Neo-Gothic Shrine


 
 Neo-Gothic Shrine
 
Neo-Gothic Shrine
Lost during the French Revolutionary period, the reliquary for chain links from St. Peter, was created new in Neo-Gothic style in 1895.

At the end of the 19th century, ecclesiastical artistry flourished anew: the goldsmiths employed a wide spectrum of principally Romanesque and Gothic forms developed from printed collections of models. Their works were considered as allusions to a glorious past which they wished to continue after the founding of the Second Reich in 1871. But the goldsmiths also wanted to express a religious renewal during the eventful period of the Reich’s founding.

During the French Revolutionary period, a considerable portion of the Trier Cathedral Treasury was melted down. The relics of the saints themselves remained preserved. In order to reposit them in a dignified manner, the Cathedral chapter had the Trier goldsmith Josef Brems (1859 to 1912) create several Neo-Gothic reliquaries.

Among the preserved relics were the two links of the chain with which St. Peter was held prisoner in Jerusalem, from which an angel freed him. In 1895, on the 50th anniversary of his company, Josef Brems-Varain donated to the Cathedral Treasury a new reliquary for the chain links of St. Peter. For his new creation, he took as his model the 14th century St. Anne reliquary in the Cathedral Treasury. The reliquary stands on a base resting on four lions.

Four pairs of angels facing each other stand on the base and bear the shrine with two poles resting on their shoulders. Except for the four lions and the four angels, the reliquary is gilded, creating an effective color contrast between the architectural elements and the bearers. They recall the angel who had released the Apostle from his prison chains as well as a shrine procession in which relic shrines were carried through the city streets in the Middle Ages during wars and pestilences to ensure the aid of the saints.

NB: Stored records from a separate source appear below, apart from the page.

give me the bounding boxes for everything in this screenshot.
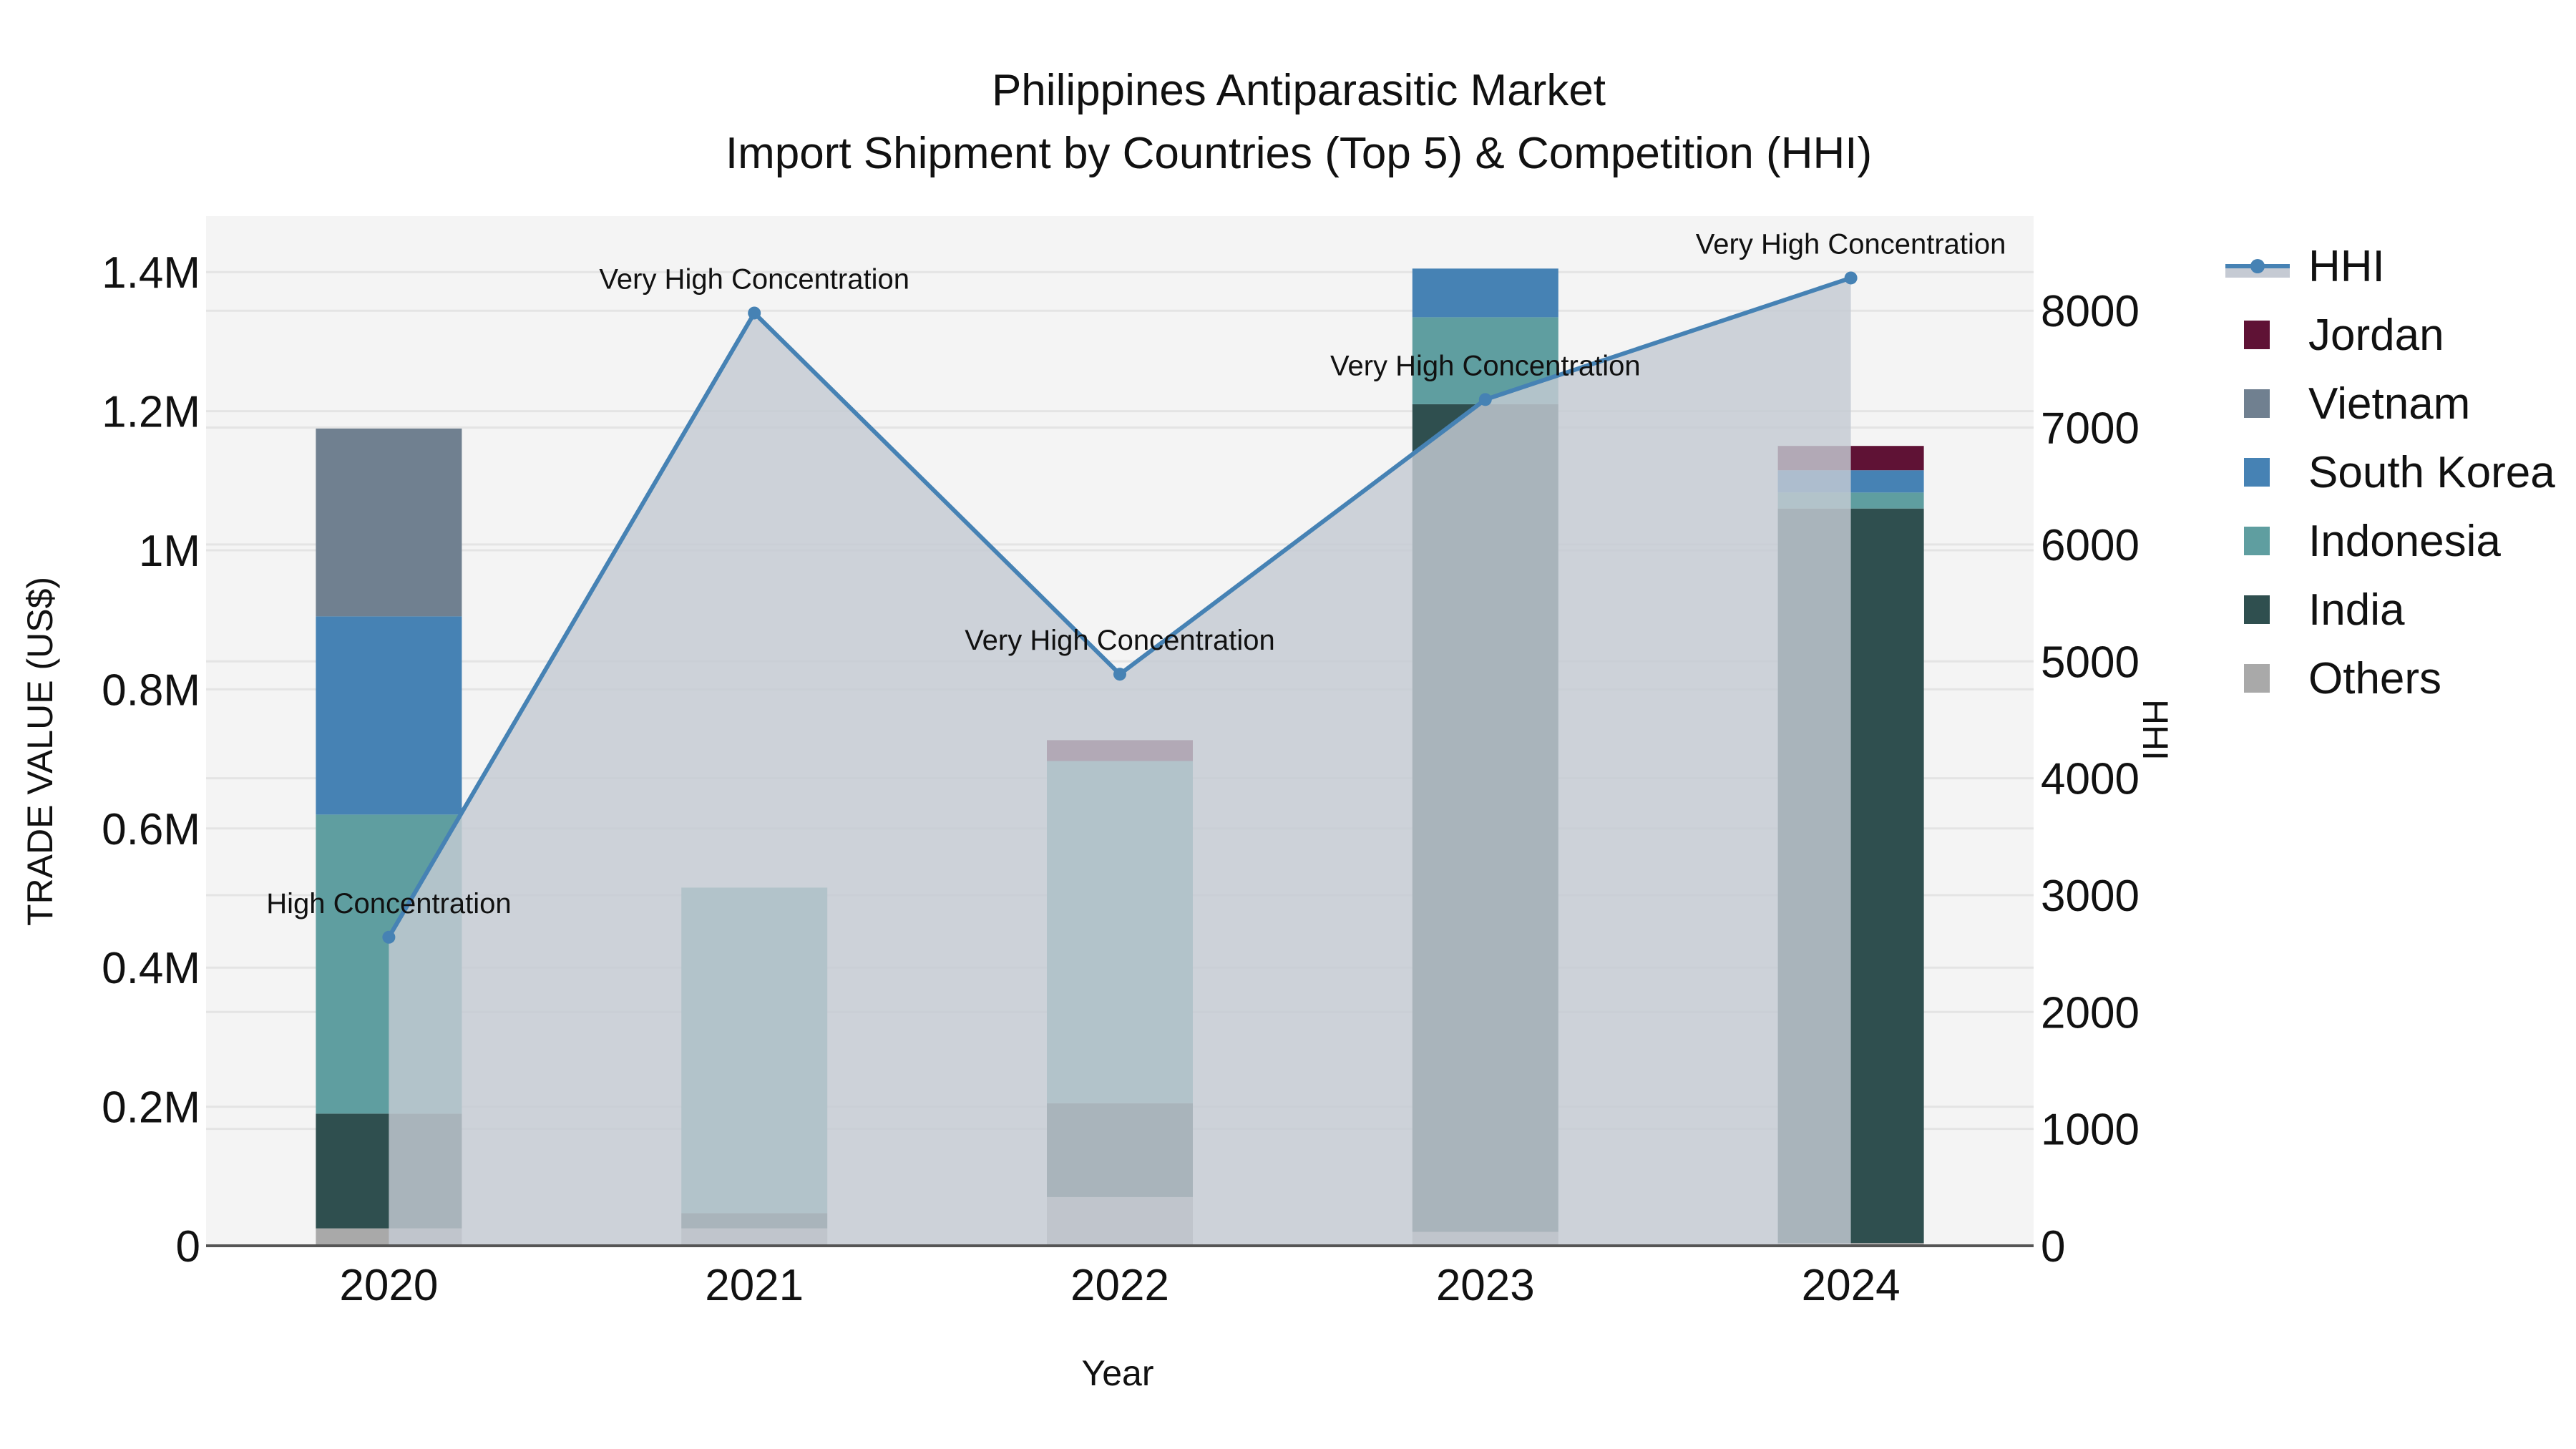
india-swatch-icon [2244, 595, 2270, 624]
bar-segment-vietnam [316, 428, 462, 617]
y-left-tick-label: 1.2M [102, 388, 200, 437]
y-axis-right-title: HHI [2135, 698, 2175, 761]
bar-segment-south-korea [1412, 268, 1558, 318]
hhi-point [748, 306, 761, 320]
indonesia-swatch-icon [2244, 527, 2270, 555]
legend-label: Others [2308, 653, 2442, 703]
hhi-area [389, 278, 1851, 1246]
legend-item-hhi[interactable]: HHI [2225, 232, 2555, 301]
legend-label: Indonesia [2308, 516, 2501, 566]
x-tick-label: 2021 [705, 1261, 804, 1310]
legend-item-jordan[interactable]: Jordan [2225, 301, 2555, 369]
hhi-annotation: Very High Concentration [965, 625, 1275, 656]
bar-segment-south-korea [316, 616, 462, 815]
legend-label: South Korea [2308, 447, 2555, 497]
y-right-tick-label: 4000 [2041, 755, 2140, 804]
hhi-annotation: Very High Concentration [1696, 228, 2006, 260]
legend-item-india[interactable]: India [2225, 575, 2555, 644]
hhi-point [1844, 271, 1858, 285]
legend-label: Jordan [2308, 310, 2444, 360]
y-left-tick-label: 0.2M [102, 1083, 200, 1133]
vietnam-swatch-icon [2244, 389, 2270, 418]
legend-item-others[interactable]: Others [2225, 644, 2555, 713]
y-right-tick-label: 6000 [2041, 521, 2140, 570]
hhi-line-marker-icon [2225, 252, 2290, 280]
legend-item-indonesia[interactable]: Indonesia [2225, 507, 2555, 575]
hhi-series: High Concentration Very High Concentratio… [266, 228, 2006, 1246]
axes: 0 0.2M 0.4M 0.6M 0.8M 1M 1.2M 1.4M 0 1000 2000 3000… [102, 248, 2140, 1310]
x-tick-label: 2020 [339, 1261, 438, 1310]
hhi-annotation: High Concentration [266, 888, 511, 919]
y-left-tick-label: 0 [176, 1222, 200, 1272]
y-axis-left-title: TRADE VALUE (US$) [20, 576, 60, 927]
x-tick-label: 2024 [1802, 1261, 1901, 1310]
y-right-tick-label: 2000 [2041, 988, 2140, 1038]
chart-subtitle: Import Shipment by Countries (Top 5) & C… [725, 129, 1873, 178]
chart-title: Philippines Antiparasitic Market [991, 66, 1606, 115]
legend: HHI Jordan Vietnam South Korea Indonesia… [2225, 232, 2555, 713]
jordan-swatch-icon [2244, 321, 2270, 349]
legend-item-vietnam[interactable]: Vietnam [2225, 369, 2555, 438]
south-korea-swatch-icon [2244, 458, 2270, 487]
y-right-tick-label: 1000 [2041, 1106, 2140, 1155]
others-swatch-icon [2244, 664, 2270, 693]
hhi-point [1113, 668, 1126, 681]
legend-label: India [2308, 585, 2405, 635]
y-left-tick-label: 1.4M [102, 248, 200, 298]
legend-item-south-korea[interactable]: South Korea [2225, 438, 2555, 507]
y-right-tick-label: 7000 [2041, 404, 2140, 454]
legend-label: Vietnam [2308, 379, 2471, 429]
y-right-tick-label: 3000 [2041, 872, 2140, 921]
x-tick-label: 2023 [1436, 1261, 1535, 1310]
hhi-annotation: Very High Concentration [1330, 350, 1641, 381]
hhi-annotation: Very High Concentration [599, 263, 909, 295]
y-left-tick-label: 0.4M [102, 944, 200, 993]
y-right-tick-label: 0 [2041, 1222, 2065, 1272]
x-axis-title: Year [1081, 1353, 1154, 1393]
y-left-tick-label: 0.8M [102, 665, 200, 715]
y-left-tick-label: 1M [139, 527, 200, 576]
y-right-tick-label: 5000 [2041, 638, 2140, 687]
hhi-point [382, 930, 396, 944]
hhi-point [1478, 393, 1492, 406]
legend-label: HHI [2308, 241, 2385, 291]
y-right-tick-label: 8000 [2041, 287, 2140, 336]
x-tick-label: 2022 [1070, 1261, 1169, 1310]
y-left-tick-label: 0.6M [102, 805, 200, 854]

In the architecture of the shrine, the goldsmith ultimately freed himself from his model: the idea of the Gothic shrine is retained, but he has provided the walls and the pitched roof with windows, allowing the observer to see the relic. The architecture of the shrine, surmounted by two gables ornamented with crockets and pinnacles is also designed differently: it evokes more than ever a Gothic church from the Middle Ages, the great period of the Trier Church.

Thus the reliquary of St. Peter’s chain is an illustrative example of how the artist, working with historical models, with allusions and echoes from the past, brought the present together with the historical greatness of the Trier Church through an important relic.